- Born: Bernard James King 25 March 1934^{[citation needed]} Maleny, Queensland, Australia^{[citation needed]}
- Died: 20 December 2002 (aged 68) Gold Coast, Queensland, Australia
- Occupations: Celebrity chef; television personality; actor; TV judge; businessman;

= Bernard King (television) =

Australian stage actor, celebrity chef, and television personality

Bernard James King (25 March 1934 – 20 December 2002) was an Australian stage actor, celebrity chef, and television personality.

==Early life==

King was born into a farming family in Maleny, Queensland. He attended a Christian Brothers College in Nudgee on a scholarship. After his graduation he became a school teacher.

==Acting career==
King entered his first talent competition at age eight. He also participated in a World War II fund-raising effort, Smokes for Six Soldiers. While attending college he gained a reputation as a keen student and a powerful debater.

Even though he was working full-time as a teacher after graduation, he found time to participate in amateur theatre productions and variety shows. Part-time work on ABC Radio eventually became sufficient to allow him to give up the teaching post.

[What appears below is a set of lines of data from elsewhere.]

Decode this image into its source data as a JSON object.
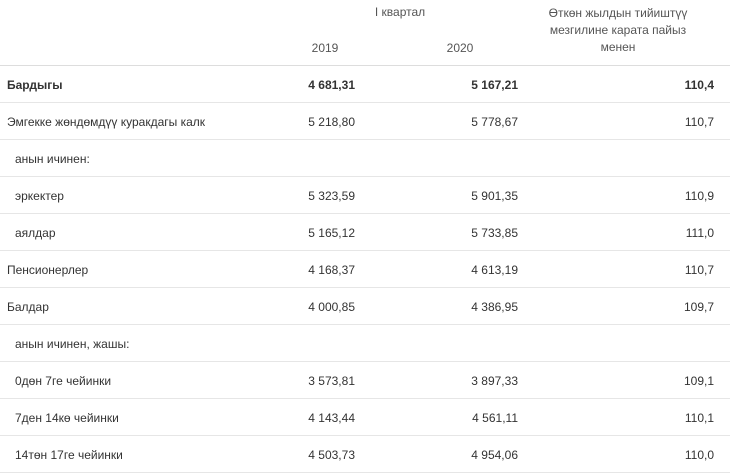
{
  "header": {
    "group": "I квартал",
    "year1": "2019",
    "year2": "2020",
    "pct_line1": "Өткөн жылдын тийиштүү",
    "pct_line2": "мезгилине карата пайыз",
    "pct_line3": "менен"
  },
  "rows": [
    {
      "label": "Бардыгы",
      "v2019": "4 681,31",
      "v2020": "5 167,21",
      "pct": "110,4"
    },
    {
      "label": "Эмгекке жөндөмдүү куракдагы калк",
      "v2019": "5 218,80",
      "v2020": "5 778,67",
      "pct": "110,7"
    },
    {
      "label": "анын ичинен:",
      "v2019": "",
      "v2020": "",
      "pct": ""
    },
    {
      "label": "эркектер",
      "v2019": "5 323,59",
      "v2020": "5 901,35",
      "pct": "110,9"
    },
    {
      "label": "аялдар",
      "v2019": "5 165,12",
      "v2020": "5 733,85",
      "pct": "111,0"
    },
    {
      "label": "Пенсионерлер",
      "v2019": "4 168,37",
      "v2020": "4 613,19",
      "pct": "110,7"
    },
    {
      "label": "Балдар",
      "v2019": "4 000,85",
      "v2020": "4 386,95",
      "pct": "109,7"
    },
    {
      "label": "анын ичинен, жашы:",
      "v2019": "",
      "v2020": "",
      "pct": ""
    },
    {
      "label": "0дөн 7ге чейинки",
      "v2019": "3 573,81",
      "v2020": "3 897,33",
      "pct": "109,1"
    },
    {
      "label": "7ден 14кө чейинки",
      "v2019": "4 143,44",
      "v2020": "4 561,11",
      "pct": "110,1"
    },
    {
      "label": "14төн 17ге чейинки",
      "v2019": "4 503,73",
      "v2020": "4 954,06",
      "pct": "110,0"
    }
  ]
}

His career as a chef began almost accidentally, due to a party he hosted for English actress Vivien Leigh and the Stratford on Avon Theatre Company. The dinner, for 50 people, was at his small apartment in Brisbane. One of the attendees was Maureen Kissell, host of ABC's program A Woman's World; she was so impressed that she invited him to present a cooking demonstration on her show in Sydney.

Another party at his residence, attended by Good Morning Australia hostess Del Cartwright, resulted in an invitation to demonstrate his prowess on that program. That soon became a regular part of the program, and then a separate 30-minute program, King's Kitchen.

He became a judge on the daytime TV talent show Pot of Gold, then Pot Luck, and New Faces. He soon gained a reputation as an acerbic judge. King took pride in steering the talentless away from show business. He would frequently give a contestant very low scores, such as two out of ten, and would at times simply give them zero.

King pioneered television advertorials, demonstrating the use of sponsor-supplied products. He mounted a cabaret show at Sydney's Roxy Revue Theatre-Restaurant, which ran for seven years.

By 1982 King had become an industry, earning five million dollars from lucrative sponsorship deals, licensing arrangements, a signature range of herbs and spices and wide-ranging media commitments.. During the late 1990s he made public appearances in shopping centres, television programs and other public locations to host cooking demonstrations. These appearances were made alongside two well built and scantily clad male assistants dubbed by Kerri-Anne Kennerley as The Bernardettes (Craig Bonney and Ian Burn).

==Personal life==

King was homosexual and had many lovers. His biographer, Stephanie Clifford-Smith, says "Fidelity wasn't top of his list". His partner of thirteen years was Alan Marshall. One of his best known platonic friendships was with song and dance man Sammy Davis Jr.

In later years, King struggled with his finances. He mortgaged his house to fund a second season at the troubled Parramatta Riverside Theatres. The season was a flop, and the house was lost.

King died mid-morning on 20 December 2002 in the garden of a house where he was living rent-free in exchange for gardening duties on the Gold Coast, Queensland. He had an angina attack and blacked out, causing him to fall from the upper terrace 10 m to the driveway. He was 68 years old.

== Legacy ==
Interview tapes recorded by King's biographer, Stephanie Clifford-Smith, were acquired by State Library of Queensland in 2016.